Şimdi, biraz ders (yani, ukalalık) dinlemeye hazırsanız, başlayalım.

Küçük burjuva tabakası ikiye ayrılır. Hayatını okumuşlukla değil de “küçük sermaye-yoğun emek” formülüyle kazanan kanadına “esnaf” denir (hayatını okumuşlukla kazanan kanadın adı da azgelişmiş ülkelerde “aydın”dır).

Esnafın gericiliği, modernleşme sonucu doğar. Örneğin alüminyum, çelik, teflon, vs. tencere çıkınca bakırcı ustaları batar. İçlerinden ancak, bakır tencerelerin bir süs veya turizm öğesi olarak geri geleceği zamana dek dayanabilecek gücü olanlar ayakta kalabilir. Bu yüzden esnaf modernleşmeye, yani üretim biçiminin rasyonelleşmesine ve gelişmesine karşıdır. “Kahraman Bakkal Süpermarket’e Karşı” bir espri gibi görünse de, toplumsal gerçektir.

Esnafın tutuculuğu ise, yapısında vardır. Yalnız Türkiye’de ve bugün değil, tüm dünyada ve tüm zamanlarda onun en tutucu tabaka olmasının sebebi, o gün eve ne ekmek götüreceğinin ortama bağlı olmasıdır. Yağmur yağarsa veya belediye sokağı kazarsa işler yatar. Bu yüzden, esnaf sabahleyin kepengi besmeleyle kaldırır, eşikten önce sağ ayağını atar; yani bu dünyası kuşkulu olduğu için öbür dünyaya sığınır. Böyle bir ortamda yaşayan böyle bir kişinin, hem de Sanayi Çarşısında öğrenciye meydan sopası çekmesi, Allah’ın emridir. Çünkü alışveriş aksayacaktır, vitrinler kırılabilecektir, vs.

* * *

Bu esnafın kalkıp da yürüyüş yapmasının çok çok fantastik bir olay olması, bunun yanı sıra da Türkiye’nin ne berbat duruma geldiğini simgelemesi, ayrıca, esnaf “höt” deyince hükümetin hemen “al sana bir … mesela süpermarketlerin kent dışına çıkarılması” saçmalığı, bütün bunların ötesinde şeyler de var.

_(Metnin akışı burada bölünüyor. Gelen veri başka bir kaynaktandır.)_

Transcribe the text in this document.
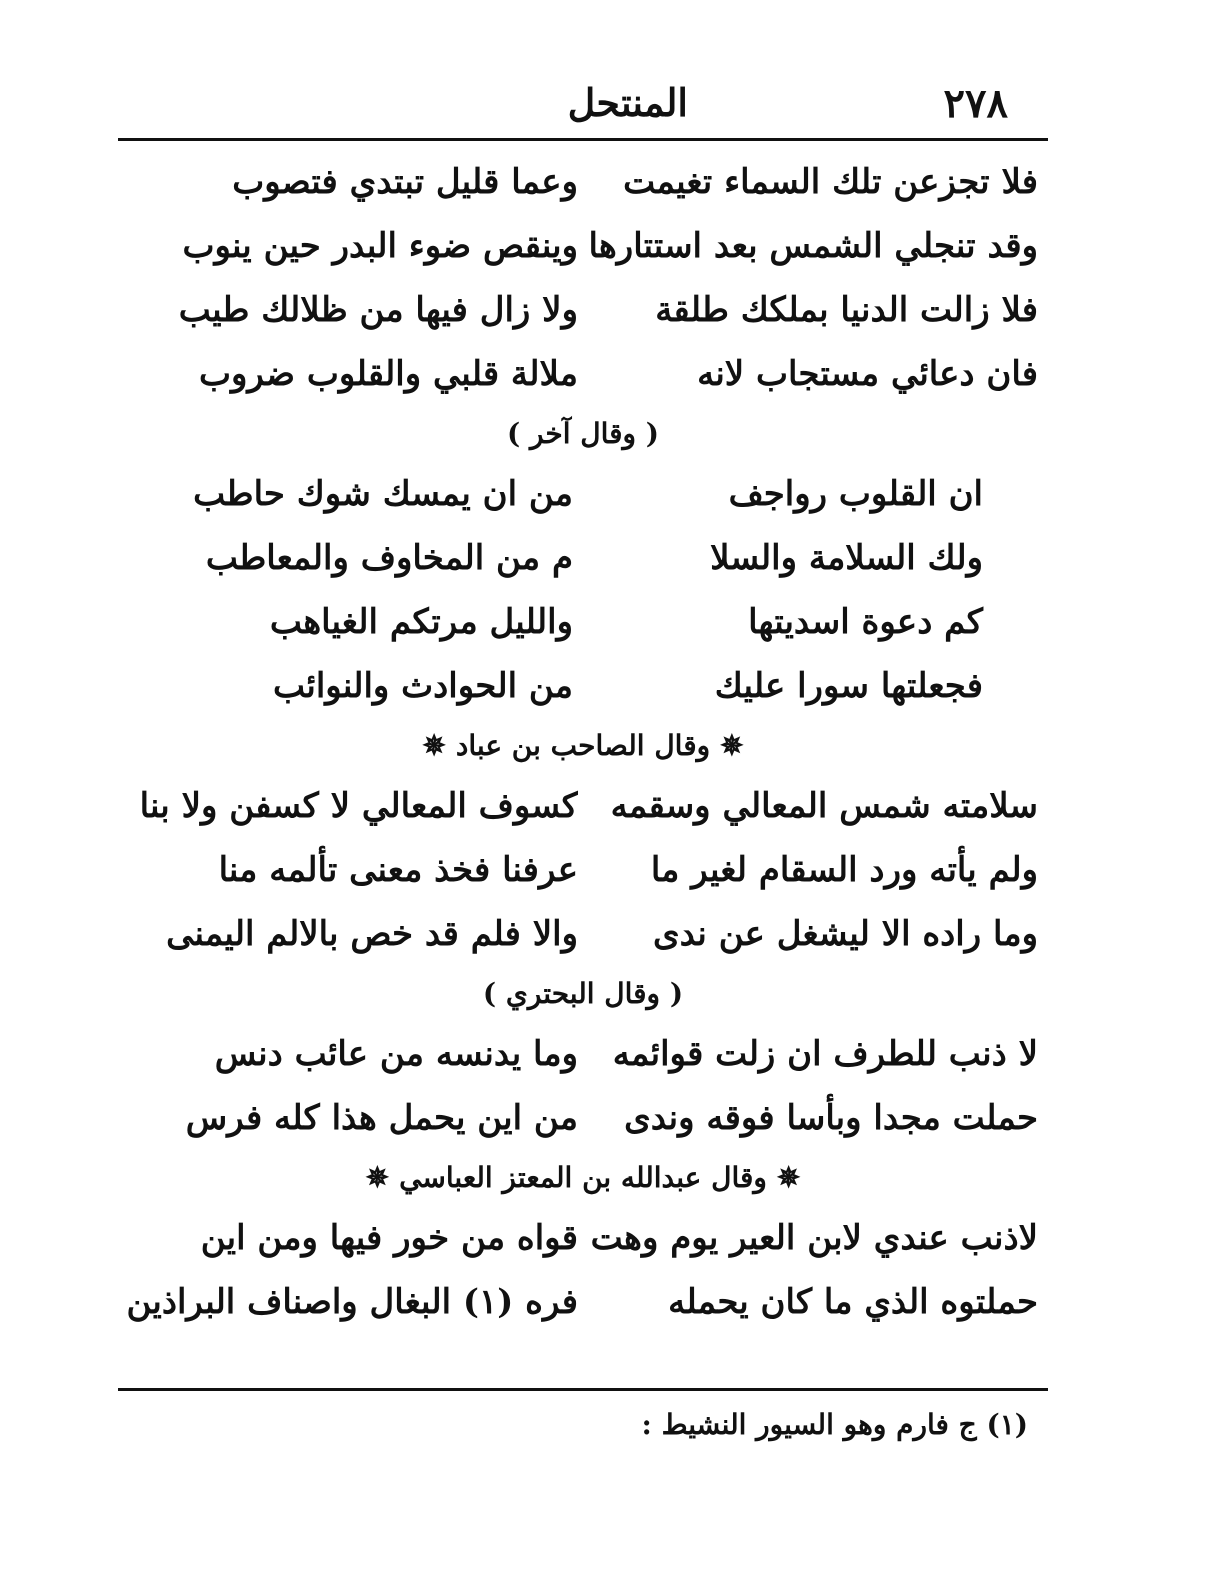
٢٧٨
المنتحل
فلا تجزعن تلك السماء تغيمت
وعما قليل تبتدي فتصوب
وقد تنجلي الشمس بعد استتارها
وينقص ضوء البدر حين ينوب
فلا زالت الدنيا بملكك طلقة
ولا زال فيها من ظلالك طيب
فان دعائي مستجاب لانه
ملالة قلبي والقلوب ضروب
( وقال آخر )
ان القلوب رواجف
من ان يمسك شوك حاطب
ولك السلامة والسلا
م من المخاوف والمعاطب
كم دعوة اسديتها
والليل مرتكم الغياهب
فجعلتها سورا عليك
من الحوادث والنوائب
✵وقال الصاحب بن عباد✵
سلامته شمس المعالي وسقمه
كسوف المعالي لا كسفن ولا بنا
ولم يأته ورد السقام لغير ما
عرفنا فخذ معنى تألمه منا
وما راده الا ليشغل عن ندى
والا فلم قد خص بالالم اليمنى
( وقال البحتري )
لا ذنب للطرف ان زلت قوائمه
وما يدنسه من عائب دنس
حملت مجدا وبأسا فوقه وندى
من اين يحمل هذا كله فرس
✵وقال عبدالله بن المعتز العباسي✵
لاذنب عندي لابن العير يوم وهت
قواه من خور فيها ومن اين
حملتوه الذي ما كان يحمله
فره (١) البغال واصناف البراذين
(١) ج فارم وهو السيور النشيط :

Büyüklerimiz, “Ne oldum dememeli, ne olacağım demeli”yi boşuna söylememişler. 1967 veya 68 yılında Ankara’da Sanayi Çarşısında öğrenciye meydan dayağı çeken esnaf, şimdi aynı nedenle (yani, yürüyüş yapmak yüzünden) bizzat kendisi meydan dayağı yemiştir ve atan da, bizzat kendisi birkaç ay önce daha fazla maaş için yürüyüş yapan polistir.

O ona, o da ona…

Ama arada şu kadarcık bir fark var ki, esnaf ve polis kendi çıkarları için yürümüştür, öğrenciler kendilerine dayak atanların çıkarları için yürümüştür.

Kendi çıkarları için yürüyenlerin bu farkçığı görmesi, anlaması veya itiraf etmesi mümkün değildir. Agos gazetesini okumaları da beklenemez. O halde niye yazmışımdır? Çünkü böyle şeylerin buza yazılması işin şânındandır. Hepsi bu.